England 15 South Africa 16: Lessons learned as Red Rose lose tight game
England 15 South Africa 16: James Thompson looks at the key talking points after the Red Rose throw away a golden opportunity
England fall foul of lady luck
Much like last week England will once again view this as an opportunity missed. South Africa came to Twickenham ranked as the second-best team in the world after a transitional year and while they won on Saturday, it was far from convincing. England head coach Stuart Lancaster made six changes to his starting line-up in light of the loss against Australia, and were it not for a very fortuitous ricochet, he would be celebrating victory. The Springboks scored the only try of the game at the beginning of the second half in the most bizarre of circumstances. The South Africans lost control of the ball just short of England’s try line only for Toby Flood’s clearing hack to rebound off a Springbok leg and Tom Wood knock the ball straight into the arms of flanker Willem Alberts, who only had to fall down to score. Pat Lambie added the conversion and England were 10 points adrift. They did extremely well to come back into the game and when England had a penalty with two minutes to go, captain Chris Robshaw opted to kick for the posts despite being four points behind their visitors. He was probably influenced by last week’s events when England failed to take up penalty opportunities in good positions, but yet again his decision-making will be criticised. England were on top at the time and a kick to the corner could have resulted in a try but instead they had to settle for three points.

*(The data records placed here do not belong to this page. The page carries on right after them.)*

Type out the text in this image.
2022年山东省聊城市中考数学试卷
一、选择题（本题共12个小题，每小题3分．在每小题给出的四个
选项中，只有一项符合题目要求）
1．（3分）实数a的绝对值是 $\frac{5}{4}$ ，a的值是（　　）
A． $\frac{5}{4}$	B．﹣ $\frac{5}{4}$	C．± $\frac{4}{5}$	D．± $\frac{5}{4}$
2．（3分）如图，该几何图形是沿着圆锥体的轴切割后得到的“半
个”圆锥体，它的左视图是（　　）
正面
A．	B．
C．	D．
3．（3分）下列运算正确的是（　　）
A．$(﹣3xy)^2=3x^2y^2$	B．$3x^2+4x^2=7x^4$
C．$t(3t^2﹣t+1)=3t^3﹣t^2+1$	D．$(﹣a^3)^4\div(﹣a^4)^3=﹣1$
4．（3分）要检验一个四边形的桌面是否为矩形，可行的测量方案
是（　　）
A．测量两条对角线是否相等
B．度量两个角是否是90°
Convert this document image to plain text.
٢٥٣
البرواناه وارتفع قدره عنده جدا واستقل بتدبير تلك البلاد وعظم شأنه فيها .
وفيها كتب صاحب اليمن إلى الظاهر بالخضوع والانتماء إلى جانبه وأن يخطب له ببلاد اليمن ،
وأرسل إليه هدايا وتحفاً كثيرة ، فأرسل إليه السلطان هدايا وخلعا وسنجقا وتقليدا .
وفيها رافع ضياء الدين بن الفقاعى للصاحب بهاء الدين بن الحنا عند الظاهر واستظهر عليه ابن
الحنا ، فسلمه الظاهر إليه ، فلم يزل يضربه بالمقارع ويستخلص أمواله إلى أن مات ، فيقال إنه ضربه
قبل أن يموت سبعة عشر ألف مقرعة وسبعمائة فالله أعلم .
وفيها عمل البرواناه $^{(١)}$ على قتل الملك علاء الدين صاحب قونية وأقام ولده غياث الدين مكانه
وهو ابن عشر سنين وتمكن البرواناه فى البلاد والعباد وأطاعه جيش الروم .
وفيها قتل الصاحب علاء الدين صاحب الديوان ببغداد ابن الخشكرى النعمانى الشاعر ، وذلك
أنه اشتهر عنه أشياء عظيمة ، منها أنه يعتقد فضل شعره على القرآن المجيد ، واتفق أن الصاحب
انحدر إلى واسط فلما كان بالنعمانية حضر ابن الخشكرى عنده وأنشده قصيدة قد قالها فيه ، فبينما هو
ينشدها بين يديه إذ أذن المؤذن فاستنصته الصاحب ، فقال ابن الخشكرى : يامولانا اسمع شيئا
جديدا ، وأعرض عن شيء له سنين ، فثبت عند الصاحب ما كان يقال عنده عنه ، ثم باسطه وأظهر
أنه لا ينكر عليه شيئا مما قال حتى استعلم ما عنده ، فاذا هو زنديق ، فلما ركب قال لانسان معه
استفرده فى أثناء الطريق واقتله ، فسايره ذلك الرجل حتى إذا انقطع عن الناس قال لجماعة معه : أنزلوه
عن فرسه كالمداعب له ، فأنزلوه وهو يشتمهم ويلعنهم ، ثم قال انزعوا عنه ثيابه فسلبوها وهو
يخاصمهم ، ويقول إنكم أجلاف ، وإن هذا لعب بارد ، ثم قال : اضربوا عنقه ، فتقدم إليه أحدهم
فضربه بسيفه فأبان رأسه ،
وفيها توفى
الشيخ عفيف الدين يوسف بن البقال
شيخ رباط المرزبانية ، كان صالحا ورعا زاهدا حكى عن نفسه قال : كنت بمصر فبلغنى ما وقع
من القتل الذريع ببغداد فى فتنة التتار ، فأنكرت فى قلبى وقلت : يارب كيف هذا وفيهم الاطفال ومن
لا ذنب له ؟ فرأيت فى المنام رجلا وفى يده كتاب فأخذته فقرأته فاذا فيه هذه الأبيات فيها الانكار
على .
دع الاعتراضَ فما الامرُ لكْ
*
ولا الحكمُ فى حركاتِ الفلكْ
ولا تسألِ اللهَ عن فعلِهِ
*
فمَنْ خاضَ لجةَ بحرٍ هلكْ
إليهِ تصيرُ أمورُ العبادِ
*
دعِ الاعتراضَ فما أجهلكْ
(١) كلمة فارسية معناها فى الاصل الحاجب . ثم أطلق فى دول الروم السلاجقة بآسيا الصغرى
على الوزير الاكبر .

The small margins make the biggest differences
While England have now lost two out of their three autumn internationals, it must be remembered the Red Rose are a team in transition. Many may criticise Lancaster’s poor record against the southern hemisphere’s elite, but while they lost, the home side performed were much better. The key problem is England have not yet clicked and are relying on individual brilliance which won’t win Test matches. Robshaw’s poor decision-making aside, England were left to rue basic errors. Although they were dominated in the line-out, the English forwards performed well in the loose but too many handling errors caused England to throw away momentum. Somewhat controversially, Ben Youngs was chosen over Danny Care at scrum-half, and he and his fly-half partners, Toby Flood and Owen Farrell, were poor. England were guily of kicking away possession with aimless punts, and despite poor weather conditions, they tried to force the game too often. Instead of sympathetic passes they launched the ball at static team-mates and the result was often a knock on. If England can’t get the basics right then they won’t trouble the top teams any time soon.
The importance of Tuilagi
England’s ability to keep in touch with the Springboks in the second half was largely down to the excellence of outside-centre Manu Tuilagi. His two breaks ignited the crowd and helped England create something from nothing in yet another abject attacking display. Although neither resulted in points on the board, it showed his reading of the game is continuously evolving and he is beginning to become the world-class player many predicted. While some would prefer him to be shifted out to the wing, a better option would be to move him to inside-centre and bring in someone more subtle and skillful outside him. England have the option with London Irish’s Jonathan Joseph waiting for his opportunity but it would represent a change of emphasis in Lancaster’s attacking vision for the team. The Red Rose head coach has preferred the more solid partnership of Bradley Barritt and Tuilagi, but moving Leicester Tigers star inside would allow for greater variety in their back-line, resulting in a greater attacking threat. With the right men around him, Tuilagi could easily evolve into an attacking springboard for England, much like Ma’a Nonu for New Zealand or Jamie Roberts for Wales.
Where do England go from here?
With the spectre of New Zealand looming on the horizon, England fans may be beginning to fear next week’s visit from the world champions. While there are clear issues to be addressed, with basics such as passing and decision-making needing to be rectified, England go into this game with low expectations. Both Australia and South Africa represent missed opportunities but New Zealand are expected to win and this may allow England to play with some degree of freedom. Lancaster was brave in making so many changes this week and the majority of his players responded with improved performances. To combat the kicking game of South Africa, he opted to field Harlequin’s full-back Mike Brown on the left wing and he performed admirably with some strong running, although his lack of experience was highlighted with a lack of support for a Chris Ashton break. England took a risk against the Springboks and shouldn’t be afraid of doing so against the All Blacks. England’s half-back and centre partnerships didn’t create any attacking platform against South Africa, and while a week on the training ground will not rectify it, he could opt to recall Danny Care and start Jonathan Joseph to get create some attacking momentum. Whatever happens next weekend, English fans should remember the core of this squad will be in the 2015 World Cup squad and will be better for experiences such as these.